If not for last week’s Silicon Valley Bank (SVB) collapse, nearly every tech conversation seems to be centered around AI and chatbots. Over the past few days, Microsoft-backed OpenAI released a new language model called GPT-4. Its competitor Anthropic released the chatbot Claude. Google said it was integrating AI into its Workspace tools like Gmail and Docs. Microsoft Bing has drawn attention to itself with a chatbot-enabled search. The only name missing from the action? Apple.
Last month, the Cupertino-based company held an internal event focused on AI and big language models. According to a New York Times report, many teams, including people working on Siri, routinely test “language-generating concepts.”
People have been complaining about Siri not understanding queries (including mine) for a long time. Siri (and other assistants like Alexa and Google Assistant) failed to understand the different accents and phonetics of people living in different parts of the world, even if they speak the same language.
The new fame of ChatGPT and text search makes it easier for users to interact with different AI models. But currently, the only way to chat with Apple’s AI assistant, Siri, is to enable a feature in Accessibility settings.
In an interview with the NYT, former Apple engineer John Burke, who worked on Siri, said that Apple’s assistant had evolved slowly due to “clunky code”, which made more difficult to update basic functionality. He also mentioned that Siri has a big database with a ton of words. So when engineers needed to add features or phrases, the database had to be rebuilt – a process that reportedly took up to six weeks.
The NYT report did not say whether Apple is building its own language models or wants to adopt an existing model.

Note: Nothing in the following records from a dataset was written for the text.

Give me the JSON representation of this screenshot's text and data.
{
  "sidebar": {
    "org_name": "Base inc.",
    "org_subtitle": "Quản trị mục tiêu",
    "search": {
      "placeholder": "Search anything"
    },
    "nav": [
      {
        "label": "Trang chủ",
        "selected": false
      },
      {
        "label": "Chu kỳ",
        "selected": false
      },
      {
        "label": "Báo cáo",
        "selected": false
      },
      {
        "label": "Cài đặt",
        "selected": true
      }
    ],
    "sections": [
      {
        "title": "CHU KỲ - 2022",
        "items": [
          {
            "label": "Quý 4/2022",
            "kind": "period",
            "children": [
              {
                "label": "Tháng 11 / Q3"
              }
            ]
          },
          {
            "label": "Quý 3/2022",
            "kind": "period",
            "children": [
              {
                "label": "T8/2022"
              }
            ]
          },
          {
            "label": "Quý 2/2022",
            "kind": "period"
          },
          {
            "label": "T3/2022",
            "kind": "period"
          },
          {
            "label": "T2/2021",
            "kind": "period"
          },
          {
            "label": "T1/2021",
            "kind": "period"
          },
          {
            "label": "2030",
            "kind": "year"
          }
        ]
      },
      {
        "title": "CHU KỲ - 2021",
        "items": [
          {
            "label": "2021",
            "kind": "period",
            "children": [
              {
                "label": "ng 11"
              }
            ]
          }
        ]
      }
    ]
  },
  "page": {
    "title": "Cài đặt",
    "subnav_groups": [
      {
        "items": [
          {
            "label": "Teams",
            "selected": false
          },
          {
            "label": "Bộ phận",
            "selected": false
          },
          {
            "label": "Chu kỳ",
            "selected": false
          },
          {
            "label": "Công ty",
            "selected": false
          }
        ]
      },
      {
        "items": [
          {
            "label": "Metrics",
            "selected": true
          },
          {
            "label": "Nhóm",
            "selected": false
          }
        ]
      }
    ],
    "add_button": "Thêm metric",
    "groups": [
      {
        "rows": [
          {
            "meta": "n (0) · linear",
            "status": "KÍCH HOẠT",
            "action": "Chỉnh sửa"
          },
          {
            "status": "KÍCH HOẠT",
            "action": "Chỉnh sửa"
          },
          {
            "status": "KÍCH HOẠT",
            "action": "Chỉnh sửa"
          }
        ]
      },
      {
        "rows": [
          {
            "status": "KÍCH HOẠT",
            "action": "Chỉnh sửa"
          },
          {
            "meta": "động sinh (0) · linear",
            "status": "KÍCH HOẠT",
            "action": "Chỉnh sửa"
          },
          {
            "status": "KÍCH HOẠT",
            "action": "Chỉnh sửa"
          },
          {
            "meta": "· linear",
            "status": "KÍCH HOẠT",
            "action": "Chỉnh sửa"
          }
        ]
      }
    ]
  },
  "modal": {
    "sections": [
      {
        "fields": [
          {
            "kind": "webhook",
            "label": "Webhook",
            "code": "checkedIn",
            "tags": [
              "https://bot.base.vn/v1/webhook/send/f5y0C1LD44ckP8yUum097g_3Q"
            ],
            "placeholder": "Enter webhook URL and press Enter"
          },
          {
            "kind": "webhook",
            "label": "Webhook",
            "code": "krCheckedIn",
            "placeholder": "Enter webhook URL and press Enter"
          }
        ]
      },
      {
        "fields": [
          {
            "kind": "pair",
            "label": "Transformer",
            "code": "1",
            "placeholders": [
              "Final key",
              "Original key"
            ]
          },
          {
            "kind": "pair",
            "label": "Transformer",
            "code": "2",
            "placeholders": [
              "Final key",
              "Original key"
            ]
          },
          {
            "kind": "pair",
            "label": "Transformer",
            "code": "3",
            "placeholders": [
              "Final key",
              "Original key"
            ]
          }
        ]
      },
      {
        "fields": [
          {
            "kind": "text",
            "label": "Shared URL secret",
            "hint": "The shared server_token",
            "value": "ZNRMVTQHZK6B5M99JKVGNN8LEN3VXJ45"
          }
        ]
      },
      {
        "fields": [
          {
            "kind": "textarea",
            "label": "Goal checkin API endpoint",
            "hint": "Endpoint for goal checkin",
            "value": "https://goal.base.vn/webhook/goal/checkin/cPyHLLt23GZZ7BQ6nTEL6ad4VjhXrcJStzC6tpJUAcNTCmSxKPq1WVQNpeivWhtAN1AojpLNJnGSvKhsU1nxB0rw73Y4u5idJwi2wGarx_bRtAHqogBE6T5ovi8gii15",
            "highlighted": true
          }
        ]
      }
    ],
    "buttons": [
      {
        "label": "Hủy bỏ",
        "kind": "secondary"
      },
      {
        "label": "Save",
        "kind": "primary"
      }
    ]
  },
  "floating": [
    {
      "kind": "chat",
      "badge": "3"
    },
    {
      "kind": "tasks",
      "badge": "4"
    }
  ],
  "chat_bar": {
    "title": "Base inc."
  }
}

But just like Google and Microsoft, the company led by Tim Cook would not want to limit itself to offering a chatbot powered by Siri. As Apple has long prided itself on being an ally of artists and creators, it is expected that it will want to apply advances in language models to these areas.
The company has been using AI-powered features for a while now, even if they weren’t apparent at first. This includes better suggestions on the keyboard, processing in photography, unlocking the mask with Face ID, separating objects from the background throughout the system, hand washing and collision detection on Apple Watch and , most recently, the karaoke function on Apple Music. But none of them could be in front as chatbots.
Apple has generally been tight-lipped about its AI efforts. But in January, the company launched a program offering authors AI-powered storytelling services to turn their books into audiobooks. This indicated that the iPhone maker was already thinking about use cases for generative AI. I wouldn’t be surprised if we heard more about the company’s efforts in these areas at the Worldwide Developers Conference (WWDC) in a few months.